While U.S. retailers are now moving rapidly in the world of sustainable packaging, U.S. exporters have been aware of the role Europe and Japan have taken as leaders in this arena. Many countries, particularly the members of the European Union (EU), have passed packaging and recycling laws in the past 10 years. Needing to comply with European packaging regulations, U.S. exporters must follow the EU’s Packaging and Packaging Waste Directive, which took effect in 1994 to reduce the overall impact of packaging waste on the environment. The EU’s eco-label is required by member countries to demonstrate that a product is environmentally friendly.
Specifically, Germany established legislation with certain rules for the disposal of packaging materials. A cooperative effort for the collection and recycling of packaging materials was initiated in response to the legislation. The group uses the “green dot,” a recycling symbol that is found on packaging of virtually all products in Germany. While packaging material for products sold in Germany is not legally required to carry the green dot, it is almost impossible to market a product in Germany without it, and other European countries have initiated similar programs.

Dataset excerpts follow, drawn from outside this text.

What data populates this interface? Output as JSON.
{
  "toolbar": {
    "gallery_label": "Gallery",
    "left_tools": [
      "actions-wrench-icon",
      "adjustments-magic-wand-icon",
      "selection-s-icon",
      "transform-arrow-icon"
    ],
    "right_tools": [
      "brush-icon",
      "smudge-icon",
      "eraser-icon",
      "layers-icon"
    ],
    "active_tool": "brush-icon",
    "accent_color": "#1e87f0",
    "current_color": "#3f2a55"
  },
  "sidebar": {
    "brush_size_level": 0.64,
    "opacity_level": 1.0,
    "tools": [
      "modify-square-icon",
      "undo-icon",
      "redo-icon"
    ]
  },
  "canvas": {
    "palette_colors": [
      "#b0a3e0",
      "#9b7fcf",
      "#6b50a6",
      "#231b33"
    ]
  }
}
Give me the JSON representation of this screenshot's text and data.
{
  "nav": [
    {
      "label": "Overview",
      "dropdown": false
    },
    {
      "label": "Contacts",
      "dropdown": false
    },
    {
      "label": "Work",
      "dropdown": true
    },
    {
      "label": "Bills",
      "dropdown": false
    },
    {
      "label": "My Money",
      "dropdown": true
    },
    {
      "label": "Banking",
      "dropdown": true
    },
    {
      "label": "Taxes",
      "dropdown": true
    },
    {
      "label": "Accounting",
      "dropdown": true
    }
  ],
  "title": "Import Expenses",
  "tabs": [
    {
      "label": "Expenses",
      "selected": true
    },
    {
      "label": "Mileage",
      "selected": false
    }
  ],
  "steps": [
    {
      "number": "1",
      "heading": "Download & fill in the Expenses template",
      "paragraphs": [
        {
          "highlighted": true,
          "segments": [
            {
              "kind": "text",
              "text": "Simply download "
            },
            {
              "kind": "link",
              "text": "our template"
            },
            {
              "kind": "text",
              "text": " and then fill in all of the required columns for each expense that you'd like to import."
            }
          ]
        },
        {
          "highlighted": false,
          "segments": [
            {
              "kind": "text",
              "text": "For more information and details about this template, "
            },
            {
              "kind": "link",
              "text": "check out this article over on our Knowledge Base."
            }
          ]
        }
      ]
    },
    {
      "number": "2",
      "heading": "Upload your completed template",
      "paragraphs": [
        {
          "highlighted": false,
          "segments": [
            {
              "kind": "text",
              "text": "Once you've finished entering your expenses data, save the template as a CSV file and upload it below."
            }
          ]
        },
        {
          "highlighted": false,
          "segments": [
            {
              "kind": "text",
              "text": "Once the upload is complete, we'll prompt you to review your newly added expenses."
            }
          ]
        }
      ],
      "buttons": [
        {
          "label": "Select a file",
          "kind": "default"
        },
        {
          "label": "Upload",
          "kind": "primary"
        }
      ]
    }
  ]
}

In 2000, Japan’s government began full implementation of a packaging recycling law that requires manufacturers to pay the associated collecting, sorting, transportation and recycling costs for all paper and plastic containers and packaging. Beauty brands that have been marketing globally have been managing packaging requirements of individual countries for years. However, laws and requirements for sustainable packaging will continue to change as scientific information continually redefines what materials and processes yield the most favorable, least harmful results.